The second stage the death rates started to decline but birth rates continued at the same level or declining slowly compared to the decline in death rate. Europe was initiated in the agricultural revolution of the 18th century. The increased available of food, improvement in transportation facilities and public distribution system, health awareness and supply of safe drinking water were some of the key factors responsible for the checked the death rate, especially children in these countries.  Slow decline of birth was often the cause of inertia and faith in traditional values. The decline of death rate was basically a physical phenomenon, while birth, though a physical phenomenon, is socially and culturally determined. The back of cultural induces considerable gap between death and birth rate. In this transition period, the yearly natural increase could be 2-3 percent or even higher. As a result of fast growth of population, this period is often called the stage of population explosion.
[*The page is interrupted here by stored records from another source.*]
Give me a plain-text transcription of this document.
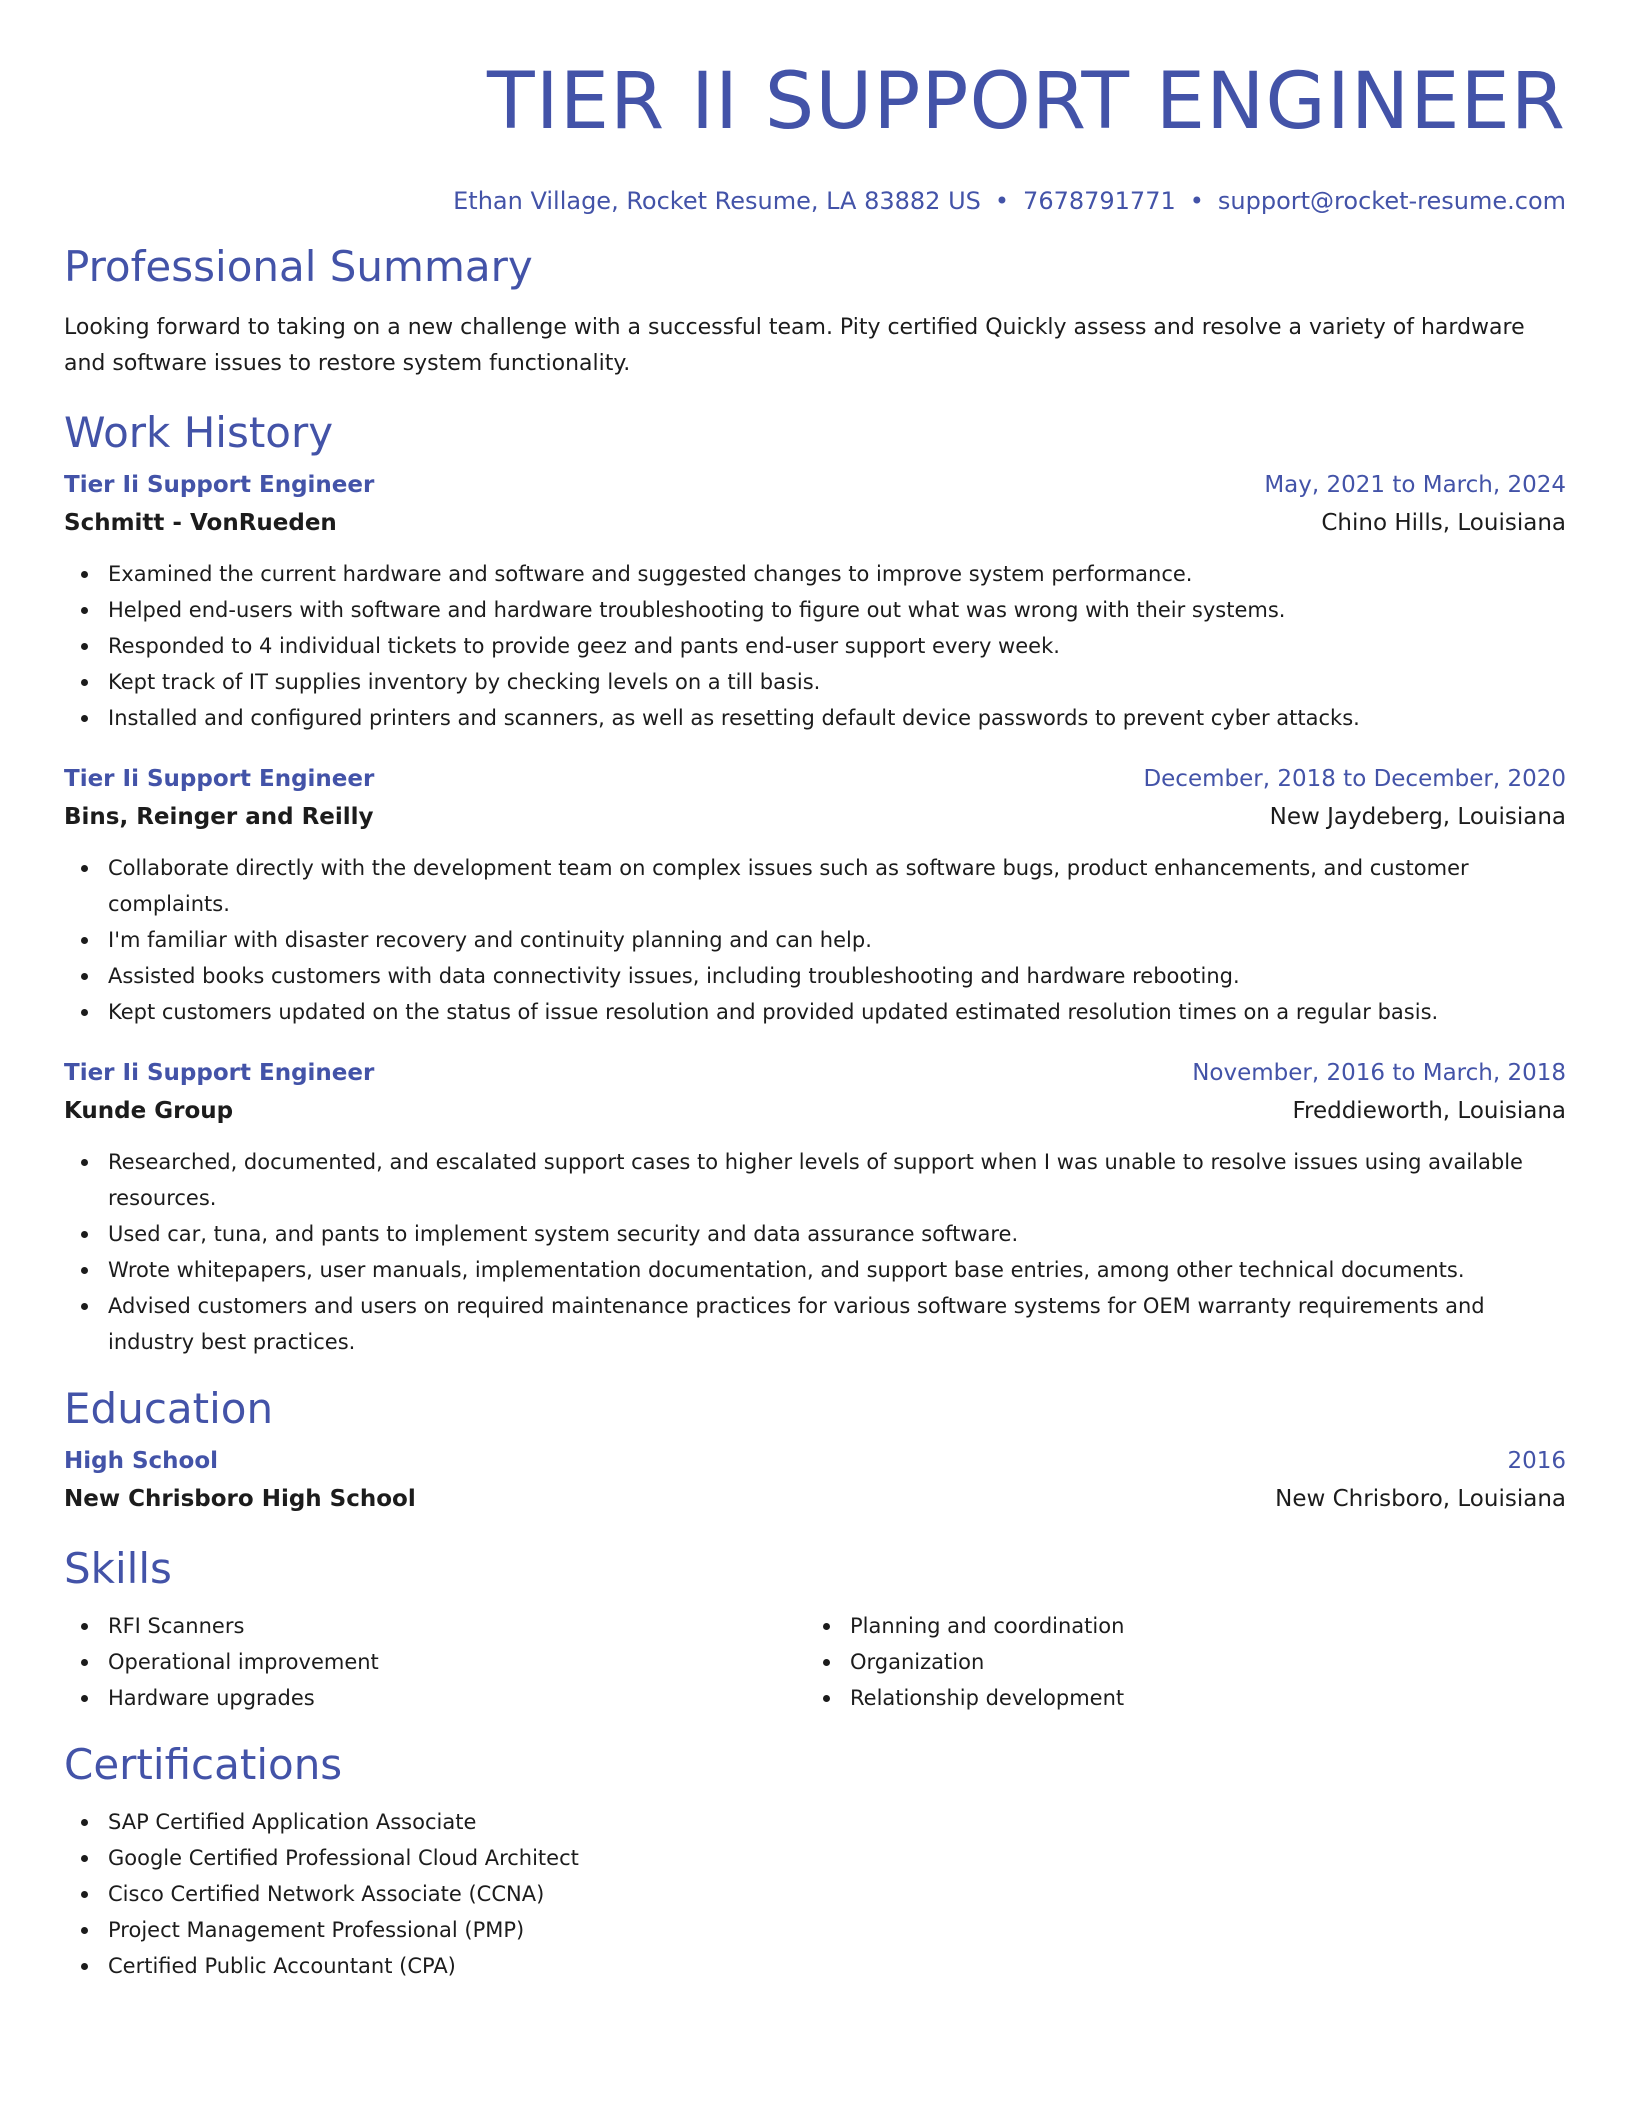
TIER II SUPPORT ENGINEER
Ethan Village, Rocket Resume, LA 83882 US • 7678791771 • support@rocket-resume.com
Professional Summary

Looking forward to taking on a new challenge with a successful team. Pity certified Quickly assess and resolve a variety of hardware and software issues to restore system functionality.

Work History
Tier Ii Support Engineer	May, 2021 to March, 2024
Schmitt - VonRueden	Chino Hills, Louisiana
Examined the current hardware and software and suggested changes to improve system performance.
Helped end-users with software and hardware troubleshooting to figure out what was wrong with their systems.
Responded to 4 individual tickets to provide geez and pants end-user support every week.
Kept track of IT supplies inventory by checking levels on a till basis.
Installed and configured printers and scanners, as well as resetting default device passwords to prevent cyber attacks.
Tier Ii Support Engineer	December, 2018 to December, 2020
Bins, Reinger and Reilly	New Jaydeberg, Louisiana
Collaborate directly with the development team on complex issues such as software bugs, product enhancements, and customer complaints.
I'm familiar with disaster recovery and continuity planning and can help.
Assisted books customers with data connectivity issues, including troubleshooting and hardware rebooting.
Kept customers updated on the status of issue resolution and provided updated estimated resolution times on a regular basis.
Tier Ii Support Engineer	November, 2016 to March, 2018
Kunde Group	Freddieworth, Louisiana
Researched, documented, and escalated support cases to higher levels of support when I was unable to resolve issues using available resources.
Used car, tuna, and pants to implement system security and data assurance software.
Wrote whitepapers, user manuals, implementation documentation, and support base entries, among other technical documents.
Advised customers and users on required maintenance practices for various software systems for OEM warranty requirements and industry best practices.
Education
High School	2016
New Chrisboro High School	New Chrisboro, Louisiana
Skills
RFI Scanners
Operational improvement
Hardware upgrades
Planning and coordination
Organization
Relationship development
Certifications
SAP Certified Application Associate
Google Certified Professional Cloud Architect
Cisco Certified Network Associate (CCNA)
Project Management Professional (PMP)
Certified Public Accountant (CPA)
At the last of 19th century, most of countries were in this stage. The countries where death rates could be contained very effectively but not much progress had made in curtailing birth rate, their population really exploded. This was experienced in many of the Latin America, South European, East and South Asian countries and Africa. This explosive growth may be seen as a prelude to industrialization. Many European countries entered stage 2 long before others. Europe passed through stage two before the medical advances of the mid-20th century, reduction of mortality in Europe were mostly through the improvement in water supply, food handling and general personal hygiene following the lead from growing scientific knowledge of the cause of diseases and the improved education and social status of mothers.  Europe, North America, Oceania and Japan have already in the third stage of leaving it. The populations of these countries are growing at 0.5 % per year.  
The developed countries already have achieved the balance between birth and death rate. The population is stationary, but the size is very large and all the potential energy expanded. Both birth and death rate are nearly at their biological minimum. In the some countries birth rates went below death rates resulting in negative growth. Theoretically, the fourth stage is possible. It is possible to bring fertility down to zero, but the same cannot happen to mortality. By the cause of rapid decline in mortality are almost the same in all developing countries. But the same can't say about in birth rate.

The countries that has already in the third stage shown certain common characteristics full literacy, high productivity and stable economy, very high standard of living and Total Fertility Rate in these countries have already under replacement level. Communicative and non-communicative diseases had been the major taker-of-life. Parasitic and infections diseases and diseases related to malnutrition and childbirth still dominate in many developing countries.